Certes quand je me balade dans la vallée à pinces ou à vélo je salue tout le monde, et j’en profite souvent pour discuter un peu. C’est toujours l’occasion de me renseigner sur la vie au village autrefois, comment les gens jardinent etc …
Et puis aussi je suis souvent fourré dans l’atelier de mon ami Saki chan où les promeneurs eux aussi viennent faire une pause et taper la discute; que des occasions d’apprendre et de me renseigner.
Sans oublier de dire que la plupart des gens que je rencontre sont plus âgés, presque tous sont à la retraite (les jeunes eux pendant ce temps travaillent).
Et donc ainsi je peux profiter de la sagesse accumulée des « anciens », des ainés.
Pour moi leurs paroles, les histoires qu’ils me racontent, ce sont comme des pépites d’or, des petits morceaux précieux de connaissance.
Je marche sur leurs pas, et je ramasse les pépites pour les mettre dans ma besace….
Et de tout cela, j’en fais un dessin.

Tous les personnages dans le dessin sont « réels ».
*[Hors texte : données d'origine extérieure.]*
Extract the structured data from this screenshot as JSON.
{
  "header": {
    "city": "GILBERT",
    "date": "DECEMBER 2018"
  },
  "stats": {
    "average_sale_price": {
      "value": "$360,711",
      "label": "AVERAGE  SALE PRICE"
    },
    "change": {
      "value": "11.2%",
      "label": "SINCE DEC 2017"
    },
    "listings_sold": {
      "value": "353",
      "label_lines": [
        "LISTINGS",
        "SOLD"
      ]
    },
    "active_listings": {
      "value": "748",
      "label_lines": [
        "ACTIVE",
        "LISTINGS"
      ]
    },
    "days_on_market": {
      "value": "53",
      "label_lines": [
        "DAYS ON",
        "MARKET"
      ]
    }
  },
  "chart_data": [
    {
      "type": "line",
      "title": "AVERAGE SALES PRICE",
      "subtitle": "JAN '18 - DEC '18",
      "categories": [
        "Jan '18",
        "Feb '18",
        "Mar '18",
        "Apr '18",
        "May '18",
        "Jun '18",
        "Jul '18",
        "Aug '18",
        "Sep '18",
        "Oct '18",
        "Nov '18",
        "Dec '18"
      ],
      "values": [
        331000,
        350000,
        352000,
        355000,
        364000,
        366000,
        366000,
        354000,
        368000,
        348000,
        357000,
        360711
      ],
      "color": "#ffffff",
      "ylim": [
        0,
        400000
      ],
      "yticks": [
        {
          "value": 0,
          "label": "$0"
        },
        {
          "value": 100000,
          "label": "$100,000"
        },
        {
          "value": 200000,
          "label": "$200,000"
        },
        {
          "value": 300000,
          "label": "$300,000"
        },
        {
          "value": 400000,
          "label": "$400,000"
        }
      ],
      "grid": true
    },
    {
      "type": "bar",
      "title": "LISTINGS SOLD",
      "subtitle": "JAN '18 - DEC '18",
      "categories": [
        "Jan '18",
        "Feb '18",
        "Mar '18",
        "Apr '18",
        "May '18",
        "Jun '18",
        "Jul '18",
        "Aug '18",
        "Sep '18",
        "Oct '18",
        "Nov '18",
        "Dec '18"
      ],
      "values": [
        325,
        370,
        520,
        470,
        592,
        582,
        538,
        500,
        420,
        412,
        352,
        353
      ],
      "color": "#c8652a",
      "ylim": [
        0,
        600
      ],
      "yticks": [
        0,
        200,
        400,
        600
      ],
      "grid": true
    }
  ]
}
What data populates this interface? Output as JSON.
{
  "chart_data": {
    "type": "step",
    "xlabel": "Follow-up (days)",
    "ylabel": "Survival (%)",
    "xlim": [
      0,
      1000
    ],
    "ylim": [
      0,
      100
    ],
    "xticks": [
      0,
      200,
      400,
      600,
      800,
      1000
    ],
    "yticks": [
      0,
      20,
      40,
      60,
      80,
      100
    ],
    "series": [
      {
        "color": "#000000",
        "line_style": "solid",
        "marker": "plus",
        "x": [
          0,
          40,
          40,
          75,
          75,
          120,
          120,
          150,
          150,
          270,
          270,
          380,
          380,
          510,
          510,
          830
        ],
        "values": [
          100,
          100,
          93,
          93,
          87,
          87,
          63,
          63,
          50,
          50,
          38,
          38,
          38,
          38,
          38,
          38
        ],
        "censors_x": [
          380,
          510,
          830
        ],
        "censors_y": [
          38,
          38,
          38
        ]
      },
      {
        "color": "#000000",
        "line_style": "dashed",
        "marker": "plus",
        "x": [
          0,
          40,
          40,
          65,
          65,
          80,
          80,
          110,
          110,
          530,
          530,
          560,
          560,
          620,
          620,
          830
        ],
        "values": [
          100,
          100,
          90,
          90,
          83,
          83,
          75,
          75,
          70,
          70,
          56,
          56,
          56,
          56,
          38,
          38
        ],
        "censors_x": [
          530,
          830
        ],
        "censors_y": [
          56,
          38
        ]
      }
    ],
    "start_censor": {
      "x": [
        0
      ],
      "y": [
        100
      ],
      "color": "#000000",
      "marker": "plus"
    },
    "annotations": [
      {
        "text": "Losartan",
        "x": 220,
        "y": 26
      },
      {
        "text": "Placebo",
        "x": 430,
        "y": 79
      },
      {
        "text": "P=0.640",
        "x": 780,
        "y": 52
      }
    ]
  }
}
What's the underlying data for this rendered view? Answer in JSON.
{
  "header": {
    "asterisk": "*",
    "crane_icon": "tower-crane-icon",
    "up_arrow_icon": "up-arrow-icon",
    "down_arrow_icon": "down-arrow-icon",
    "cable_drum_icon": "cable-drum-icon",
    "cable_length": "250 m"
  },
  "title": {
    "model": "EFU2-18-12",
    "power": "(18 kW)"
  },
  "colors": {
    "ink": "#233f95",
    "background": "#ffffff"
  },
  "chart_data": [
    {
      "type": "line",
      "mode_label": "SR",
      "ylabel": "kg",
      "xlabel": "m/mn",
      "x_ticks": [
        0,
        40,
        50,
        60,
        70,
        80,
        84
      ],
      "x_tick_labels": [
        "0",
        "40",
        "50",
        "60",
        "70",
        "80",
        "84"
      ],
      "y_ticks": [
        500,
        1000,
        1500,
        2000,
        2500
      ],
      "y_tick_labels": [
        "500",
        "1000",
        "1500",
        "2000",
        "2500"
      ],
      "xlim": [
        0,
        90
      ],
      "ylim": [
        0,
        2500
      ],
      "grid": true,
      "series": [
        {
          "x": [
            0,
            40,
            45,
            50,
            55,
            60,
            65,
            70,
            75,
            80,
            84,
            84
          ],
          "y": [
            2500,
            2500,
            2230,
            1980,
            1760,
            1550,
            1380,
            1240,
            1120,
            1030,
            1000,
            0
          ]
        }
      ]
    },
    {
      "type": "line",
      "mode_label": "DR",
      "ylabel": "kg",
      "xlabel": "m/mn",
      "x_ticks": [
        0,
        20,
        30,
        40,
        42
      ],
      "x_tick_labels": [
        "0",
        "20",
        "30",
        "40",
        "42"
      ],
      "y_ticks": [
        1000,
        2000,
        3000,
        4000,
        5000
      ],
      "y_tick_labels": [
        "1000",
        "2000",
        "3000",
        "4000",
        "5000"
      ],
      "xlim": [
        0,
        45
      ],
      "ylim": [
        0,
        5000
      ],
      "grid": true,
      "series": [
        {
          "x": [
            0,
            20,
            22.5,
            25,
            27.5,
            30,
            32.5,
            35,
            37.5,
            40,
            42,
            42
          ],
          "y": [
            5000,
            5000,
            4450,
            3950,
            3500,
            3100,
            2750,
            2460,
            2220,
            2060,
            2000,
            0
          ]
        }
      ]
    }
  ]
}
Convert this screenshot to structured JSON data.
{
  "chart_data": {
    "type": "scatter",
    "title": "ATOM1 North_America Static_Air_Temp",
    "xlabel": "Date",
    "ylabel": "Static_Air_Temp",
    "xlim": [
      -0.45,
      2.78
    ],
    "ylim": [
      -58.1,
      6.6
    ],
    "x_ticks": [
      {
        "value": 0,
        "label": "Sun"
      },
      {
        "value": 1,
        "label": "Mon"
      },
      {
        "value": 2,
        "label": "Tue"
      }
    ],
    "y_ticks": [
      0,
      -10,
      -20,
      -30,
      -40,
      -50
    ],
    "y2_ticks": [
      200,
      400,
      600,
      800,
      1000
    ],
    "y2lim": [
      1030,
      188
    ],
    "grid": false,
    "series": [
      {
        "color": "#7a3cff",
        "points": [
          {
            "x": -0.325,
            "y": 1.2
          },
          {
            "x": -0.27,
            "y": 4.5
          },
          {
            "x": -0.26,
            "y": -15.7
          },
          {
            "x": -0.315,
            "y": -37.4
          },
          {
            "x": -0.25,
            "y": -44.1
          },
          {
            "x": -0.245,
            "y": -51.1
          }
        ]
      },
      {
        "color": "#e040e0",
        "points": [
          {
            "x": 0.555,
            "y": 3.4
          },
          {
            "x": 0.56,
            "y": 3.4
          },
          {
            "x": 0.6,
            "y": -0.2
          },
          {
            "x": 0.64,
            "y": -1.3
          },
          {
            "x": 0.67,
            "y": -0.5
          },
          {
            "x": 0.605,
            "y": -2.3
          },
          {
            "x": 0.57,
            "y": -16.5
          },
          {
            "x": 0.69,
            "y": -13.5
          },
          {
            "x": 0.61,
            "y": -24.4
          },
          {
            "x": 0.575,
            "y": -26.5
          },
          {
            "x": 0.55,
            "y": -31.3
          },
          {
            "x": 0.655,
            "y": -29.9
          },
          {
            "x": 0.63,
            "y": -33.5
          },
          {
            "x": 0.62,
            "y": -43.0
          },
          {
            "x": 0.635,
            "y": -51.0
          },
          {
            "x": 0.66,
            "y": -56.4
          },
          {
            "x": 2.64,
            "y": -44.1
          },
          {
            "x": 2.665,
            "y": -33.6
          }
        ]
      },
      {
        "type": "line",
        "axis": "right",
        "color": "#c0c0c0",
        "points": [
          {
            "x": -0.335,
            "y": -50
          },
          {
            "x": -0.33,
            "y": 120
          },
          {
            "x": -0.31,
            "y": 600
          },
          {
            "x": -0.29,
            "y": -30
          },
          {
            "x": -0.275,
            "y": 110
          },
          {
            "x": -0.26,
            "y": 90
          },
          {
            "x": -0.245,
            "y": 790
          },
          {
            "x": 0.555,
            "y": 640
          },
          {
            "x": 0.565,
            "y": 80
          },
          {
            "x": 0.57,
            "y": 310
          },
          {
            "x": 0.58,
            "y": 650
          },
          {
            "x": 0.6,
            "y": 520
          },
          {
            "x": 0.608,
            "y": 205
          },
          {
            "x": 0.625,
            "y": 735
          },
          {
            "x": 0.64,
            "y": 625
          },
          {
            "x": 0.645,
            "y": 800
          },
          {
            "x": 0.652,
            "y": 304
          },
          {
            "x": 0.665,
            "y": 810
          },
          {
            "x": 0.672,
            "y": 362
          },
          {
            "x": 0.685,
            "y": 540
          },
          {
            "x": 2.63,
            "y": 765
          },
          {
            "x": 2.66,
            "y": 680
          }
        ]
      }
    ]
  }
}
1 Monsieur O, qui chasse chevreuils et sangliers avec style et compassion
2 Monsieur I, sensei de shakuhachi, la flûte traditionnelle en bambou
3 Mister F, grand connoisseur de littérature et de musique et qui partout où il va transporte un piano avec lui.
4 Un autre Mister F, un grand sage, qui a le talent d’arrondir les choses et de les rendre plus simples
5 Saki chan que vous connaissez déjà, si vous suivez le blog ou avez lu ma bande dessinée
6 Le prêtre bouddhiste du village; également amateur de rock punk
7 Monsieur K, qui a vraiment tous les talents et réussit tout ce qu’il entreprend (sport, construction, pizza, musique)
8 Madame E (elle est ausssi dans ma bande dessinée) qui est si gentille, et aime beaucoup les chats et les animaux
9 Madame T (elle est ausssi dans ma bande dessinée) dont l’humour noir me surprend toujours.
Autour du puits
Mon ami S charpentier en mi retraite a un petit chantier chez ma voisine Mme T: rehausser l’auvent devant son grenier.
C’est dimanche matin à 8 heures, je vais voir et j’apporte des cafés.
Le grenier en question date de Meiji, en Japonais on dit Kura. C’est là où l’on gardait les récoltes et les trésors de la famille. La construction faite avec des murs et des portes de torchis très épais est dite résister aux incendies.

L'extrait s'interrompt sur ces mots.